Budget Deadlock Politics Are First Debate In Governor's Race
Call it the first act of the governor's race.
The slow-motion arc of Pennsylvania's budget negotiations — with a backdrop of a huge deficit, potential credit downgrade and two-week-old deadlock — has served as a sort of first debate stage for Democratic Gov. Tom Wolf and the would-be contenders hoping to contest Wolf's re-election bid next year.
It is an early opportunity to boost their candidacies, and hurt an opponent, in a setting being watched closely by insiders.
The material is rich: Wolf unsuccessfully sought to get the huge Republican House majority to sign on to a tax increase that Wolf said would be big enough to avert another downgrade to Pennsylvania's battered credit rating.
Wolf then allowed a nearly $32 billion budget bill to become law, despite the fact that his own budget office says the state's existing tax collections can't support it for a full fiscal year. He did not sign it, he did not veto it and he did not use his line-item veto power to strike out some of the spending in it to bring it into balance.
How all the gubernatorial hopefuls are treating the matter is a study of contrasts.
Wolf has kept a low public profile, saying as little as possible.
Wolf has refused to discuss the ins and outs of negotiations, or cast blame, saying only that his administration continues to negotiate and that he is optimistic about getting a deal.
House Speaker Mike Turzai, R-Allegheny, also has kept a low profile, and said little publicly. But given the chance to blame Wolf, Turzai leaped.
Turzai pinned the spending increase on Wolf — a 3 percent bump that nevertheless won Turzai's vote as well as huge GOP majorities in the House and Senate — and for being unable to seal a deal that does not include a tax increase.
"The governor is going to have to step in and find non-tax increases to make sure that he gets the spend that he wants, and he's got to step it up, and get into the mix," Turzai said in a rare and brief interview while shuttling between offices in the Capitol.
Turzai — who has all but declared his candidacy — struck a similar theme as the two declared Republicans in the race: Paul Mango, a former health care consultant from suburban Pittsburgh; and state Sen. Scott Wagner, the founder of a trash-hauling company who won the York County seat in 2014.
Mango lobbed criticism in a statement released through his campaign, saying "Wolf is hiding under his desk to avoid responsibility for our budget debacle by simply letting this sham become law without his signature."
Even so, Wolf's letting the bill become law was quietly welcomed by many Republican lawmakers. Asked in the interview what he would do, Turzai did not give an answer.
Wagner — who voted against the spending bill — weighed in just hours before Wolf let it become law last midnight Monday. Standing in Wolf's empty parking spot in front of the Capitol, Wagner filmed a video posted to his campaign site on Facebook.

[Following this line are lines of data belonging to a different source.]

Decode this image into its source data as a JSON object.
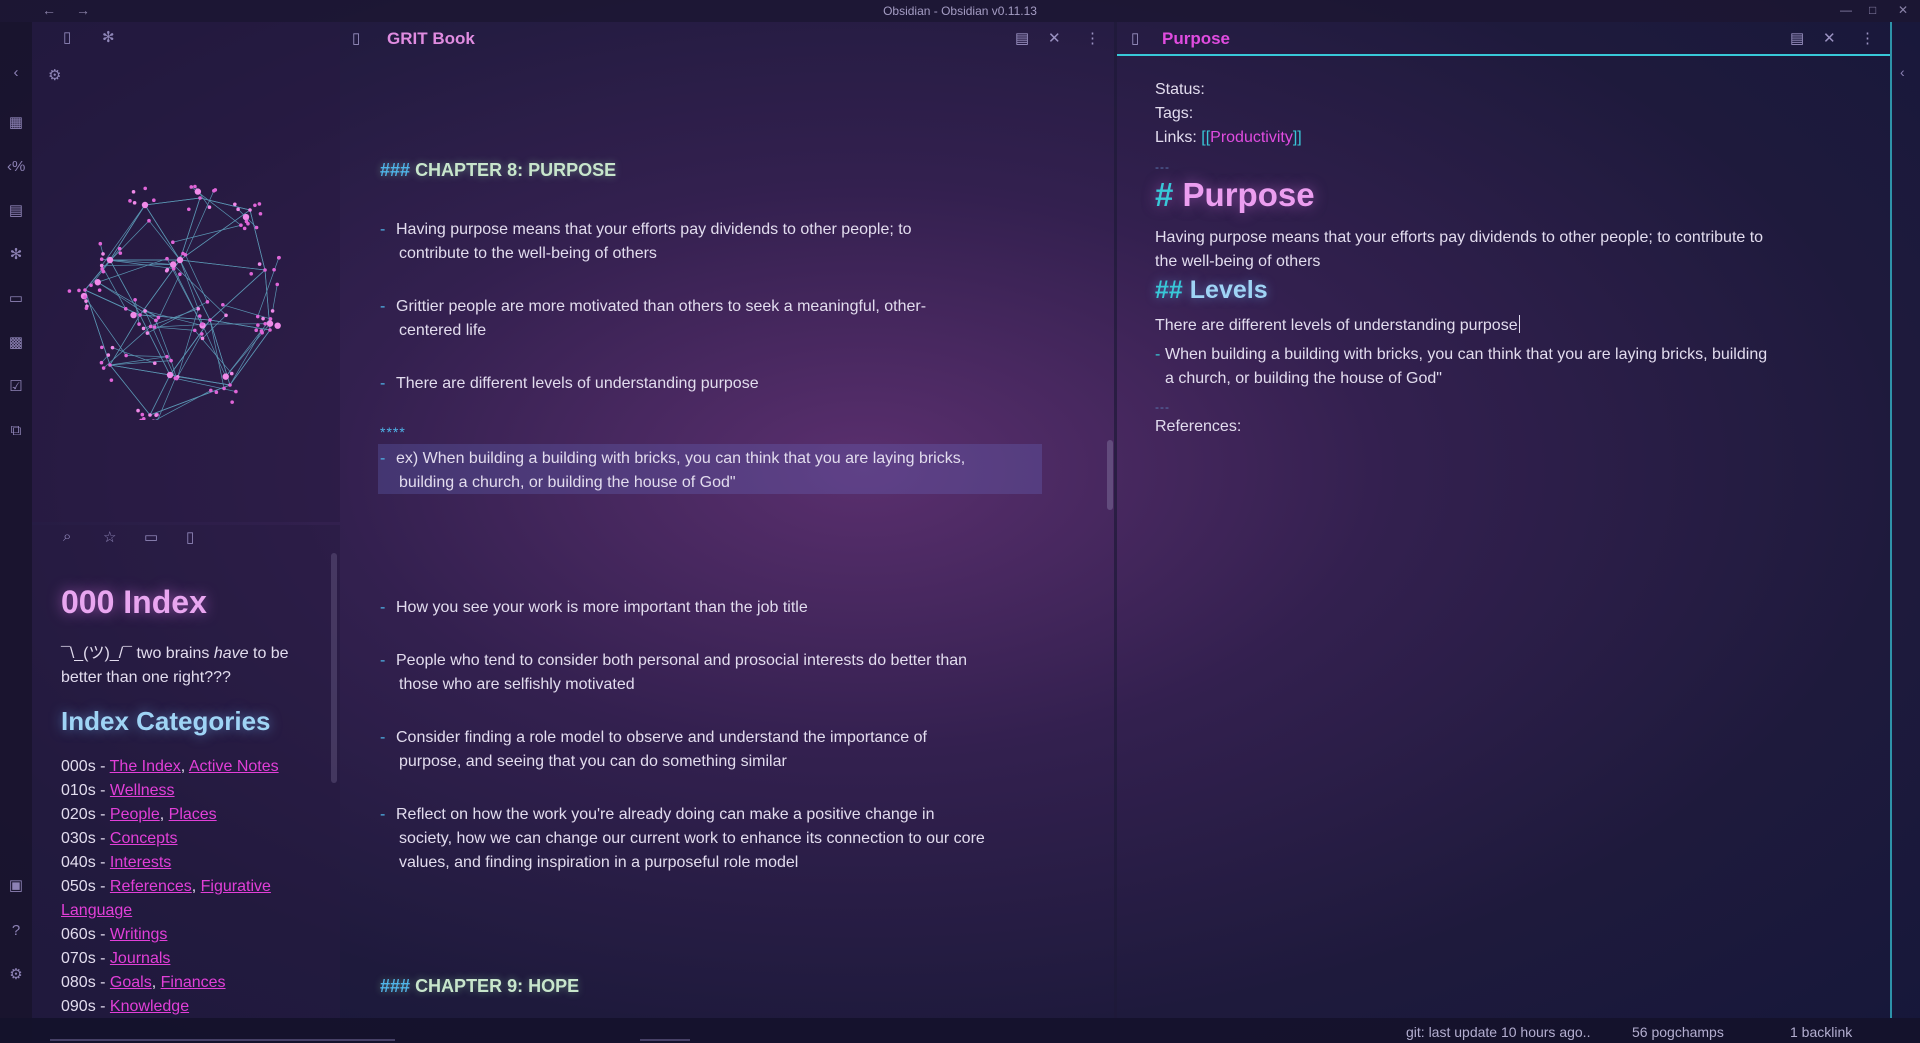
{
  "window": {
    "title": "Obsidian - Obsidian v0.11.13"
  },
  "status_bar": {
    "git": "git: last update 10 hours ago..",
    "words": "56 pogchamps",
    "backlinks": "1 backlink"
  },
  "left_sidebar": {
    "index_title": "000 Index",
    "intro_prefix": "¯\\_(ツ)_/¯ two brains ",
    "intro_em": "have",
    "intro_suffix": " to be better than one right???",
    "categories_title": "Index Categories",
    "categories": [
      {
        "code": "000s",
        "links": [
          "The Index",
          "Active Notes"
        ]
      },
      {
        "code": "010s",
        "links": [
          "Wellness"
        ]
      },
      {
        "code": "020s",
        "links": [
          "People",
          "Places"
        ]
      },
      {
        "code": "030s",
        "links": [
          "Concepts"
        ]
      },
      {
        "code": "040s",
        "links": [
          "Interests"
        ]
      },
      {
        "code": "050s",
        "links": [
          "References",
          "Figurative Language"
        ]
      },
      {
        "code": "060s",
        "links": [
          "Writings"
        ]
      },
      {
        "code": "070s",
        "links": [
          "Journals"
        ]
      },
      {
        "code": "080s",
        "links": [
          "Goals",
          "Finances"
        ]
      },
      {
        "code": "090s",
        "links": [
          "Knowledge"
        ]
      }
    ]
  },
  "middle_pane": {
    "title": "GRIT Book",
    "heading1_hash": "###",
    "heading1_text": "CHAPTER 8: PURPOSE",
    "bullets_a": [
      {
        "l1": "Having purpose means that your efforts pay dividends to other people; to",
        "l2": "contribute to the well-being of others"
      },
      {
        "l1": "Grittier people are more motivated than others to seek a meaningful, other-",
        "l2": "centered life"
      },
      {
        "l1": "There are different levels of understanding purpose",
        "l2": ""
      }
    ],
    "stars": "****",
    "highlight_bullet": {
      "l1": "ex) When building a building with bricks, you can think that you are laying bricks,",
      "l2": "building a church, or building the house of God\""
    },
    "bullets_b": [
      {
        "l1": "How you see your work is more important than the job title",
        "l2": ""
      },
      {
        "l1": "People who tend to consider both personal and prosocial interests do better than",
        "l2": "those who are selfishly motivated"
      },
      {
        "l1": "Consider finding a role model to observe and understand the importance of",
        "l2": "purpose, and seeing that you can do something similar"
      },
      {
        "l1": "Reflect on how the work you're already doing can make a positive change in",
        "l2": "society, how we can change our current work to enhance its connection to our core",
        "l3": "values, and finding inspiration in a purposeful role model"
      }
    ],
    "heading2_hash": "###",
    "heading2_text": "CHAPTER 9: HOPE",
    "dash": "-"
  },
  "right_pane": {
    "title": "Purpose",
    "status_label": "Status:",
    "tags_label": "Tags:",
    "links_label": "Links:",
    "link_open": "[[",
    "link_text": "Productivity",
    "link_close": "]]",
    "hr": "---",
    "h1_hash": "#",
    "h1_text": "Purpose",
    "para1_l1": "Having purpose means that your efforts pay dividends to other people; to contribute to",
    "para1_l2": "the well-being of others",
    "h2_hash": "##",
    "h2_text": "Levels",
    "para2": "There are different levels of understanding purpose",
    "bullet_l1": "When building a building with bricks, you can think that you are laying bricks, building",
    "bullet_l2": "a church, or building the house of God\"",
    "references_label": "References:"
  },
  "colors": {
    "accent_cyan": "#38c8d8",
    "accent_pink": "#e04ce0",
    "link": "#e23fd8"
  }
}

"We're in there trying to balance and pass a budget for the state of Pennsylvania, but where's the governor?" Wagner said to the camera.
Both Wolf's campaign and his office declined comment on the question of whether they believed Republican gubernatorial hopefuls had sought to take advantage of the budget situation for political gain.
The competing agendas of gubernatorial candidates under the dome have elicited grumbling from some lawmakers. Some quietly questioned whether the deadlock is a reflection of that. Some see the size of Pennsylvania's financial difficulties and wonder how it could have been different.
"It's not politics at all," said Rep. Scott Petri, R-Bucks. "This is an awful, terrible budget to make work. To me, it has nothing to do with politics. It all has to do with substance."
Still, whatever comes out of it could become useful material for the candidates in the upcoming campaign.
"We'll see the results and the candidates then say, 'it's this person fault' or 'that person's fault,'" Petri said. "But pointing fingers at this moment is not going to be helpful."